Rusia Klaim Ukraina Mungkin Telah Mengeksekusi Tawanan Perang Crimea
Rabu, 06 April 2022 - 01:49 WIB
MOSKOW - Ombudsman hak asasi manusia Rusia telah berjanji untuk menyelidiki informasi bahwa beberapa perwira Crimea , yang ditahan di Ukraina , diduga telah ditetapkan oleh otoritas Kiev sebagai "tidak dapat ditukar" dan bahkan dapat dihukum mati.
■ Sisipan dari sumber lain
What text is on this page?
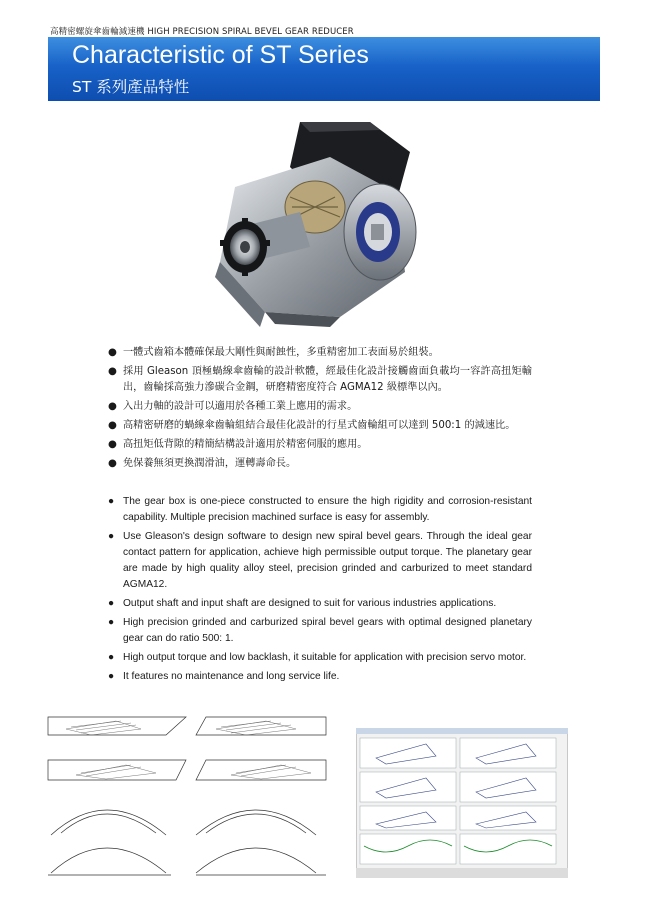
高精密螺旋傘齒輪減速機 HIGH PRECISION SPIRAL BEVEL GEAR REDUCER
Characteristic of ST Series
ST 系列產品特性
● 一體式齒箱本體確保最大剛性與耐蝕性，多重精密加工表面易於組裝。
● 採用 Gleason 頂極蝸線傘齒輪的設計軟體，經最佳化設計接觸齒面負載均一容許高扭矩輸出，齒輪採高強力滲碳合金鋼，研磨精密度符合 AGMA12 級標準以內。
● 入出力軸的設計可以適用於各種工業上應用的需求。
● 高精密研磨的蝸線傘齒輪組結合最佳化設計的行星式齒輪組可以達到 500:1 的減速比。
● 高扭矩低背隙的精簡結構設計適用於精密伺服的應用。
● 免保養無須更換潤滑油，運轉壽命長。
● The gear box is one-piece constructed to ensure the high rigidity and corrosion-resistant capability. Multiple precision machined surface is easy for assembly.
● Use Gleason's design software to design new spiral bevel gears. Through the ideal gear contact pattern for application, achieve high permissible output torque. The planetary gear are made by high quality alloy steel, precision grinded and carburized to meet standard AGMA12.
● Output shaft and input shaft are designed to suit for various industries applications.
● High precision grinded and carburized spiral bevel gears with optimal designed planetary gear can do ratio 500: 1.
● High output torque and low backlash, it suitable for application with precision servo motor.
● It features no maintenance and long service life.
Berbicara kepada wartawan pada hari Selasa, Tatiana Moskalkova mengkonfirmasi bahwa Rusia dan Ukraina sebelumnya telah melakukan pertukaran tahanan dalam "format 86 hingga 86."
Dia juga mengatakan dia diberi daftar beberapa perwira Crimea, yang menurut dugaan pihak berwenang Ukraina tidak akan diizinkan untuk ditukar, dan yang, dia khawatirkan, mungkin menghadapi eksekusi.
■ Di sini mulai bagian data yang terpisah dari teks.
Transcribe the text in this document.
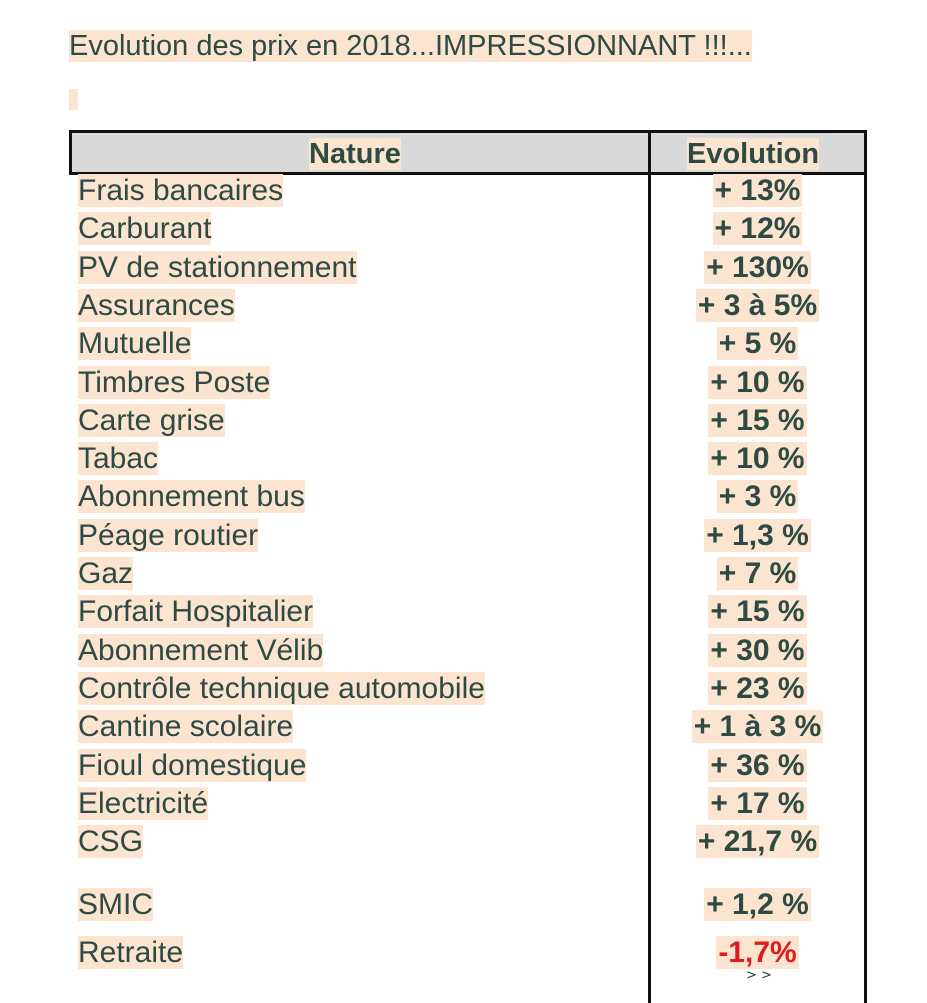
Evolution des prix en 2018...IMPRESSIONNANT !!!...
Nature	Evolution
Frais bancaires	+ 13%
Carburant	+ 12%
PV de stationnement	+ 130%
Assurances	+ 3 à 5%
Mutuelle	+ 5 %
Timbres Poste	+ 10 %
Carte grise	+ 15 %
Tabac	+ 10 %
Abonnement bus	+ 3 %
Péage routier	+ 1,3 %
Gaz	+ 7 %
Forfait Hospitalier	+ 15 %
Abonnement Vélib	+ 30 %
Contrôle technique automobile	+ 23 %
Cantine scolaire	+ 1 à 3 %
Fioul domestique	+ 36 %
Electricité	+ 17 %
CSG	+ 21,7 %
SMIC	+ 1,2 %
Retraite	-1,7%
> >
"Saya akan memeriksa, melakukan penyelidikan dengan pihak Ukraina, memeriksa dengan badan-badan internasional," kata Moskalkova, tanpa menyebutkan sumber informasinya seperti dilansir dari Russia Today, Rabu (6/4/2022).
Dia menyatakan akan mengirim rekaman dan bukti yang tersedia untuk umum hari ini kepada Komisaris Tinggi PBB untuk Hak Asasi Manusia dan kepada Komisaris Hak Asasi Manusia Dewan Eropa agar seluruh dunia mengetahui kebenarannya.
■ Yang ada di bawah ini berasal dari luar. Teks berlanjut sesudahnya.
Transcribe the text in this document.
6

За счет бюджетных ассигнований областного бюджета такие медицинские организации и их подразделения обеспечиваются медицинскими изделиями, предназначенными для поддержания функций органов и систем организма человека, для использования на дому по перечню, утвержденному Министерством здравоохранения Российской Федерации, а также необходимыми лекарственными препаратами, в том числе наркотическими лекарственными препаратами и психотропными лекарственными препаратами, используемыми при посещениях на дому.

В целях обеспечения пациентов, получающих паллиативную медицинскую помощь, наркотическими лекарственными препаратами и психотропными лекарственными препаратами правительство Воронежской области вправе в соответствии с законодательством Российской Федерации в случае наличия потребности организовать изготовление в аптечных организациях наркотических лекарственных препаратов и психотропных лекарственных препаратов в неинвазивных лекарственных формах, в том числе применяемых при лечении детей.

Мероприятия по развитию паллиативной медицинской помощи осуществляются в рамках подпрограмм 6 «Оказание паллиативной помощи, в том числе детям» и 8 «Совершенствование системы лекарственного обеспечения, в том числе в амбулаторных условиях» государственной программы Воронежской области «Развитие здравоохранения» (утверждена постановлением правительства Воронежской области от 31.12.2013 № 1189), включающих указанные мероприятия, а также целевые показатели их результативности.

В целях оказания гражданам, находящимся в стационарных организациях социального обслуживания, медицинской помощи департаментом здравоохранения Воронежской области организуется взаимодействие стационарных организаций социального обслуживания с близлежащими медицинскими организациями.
Pernyataan ombudsman Rusia datang beberapa hari setelah pernyataan sebelumnya, ketika dia mengatakan bahwa Rusia telah berkomitmen penuh pada Konvensi Jenewa dalam perlakuannya terhadap tahanan perang, dan bahwa orang Ukraina yang ditangkap telah ditahan dalam kondisi "ideal".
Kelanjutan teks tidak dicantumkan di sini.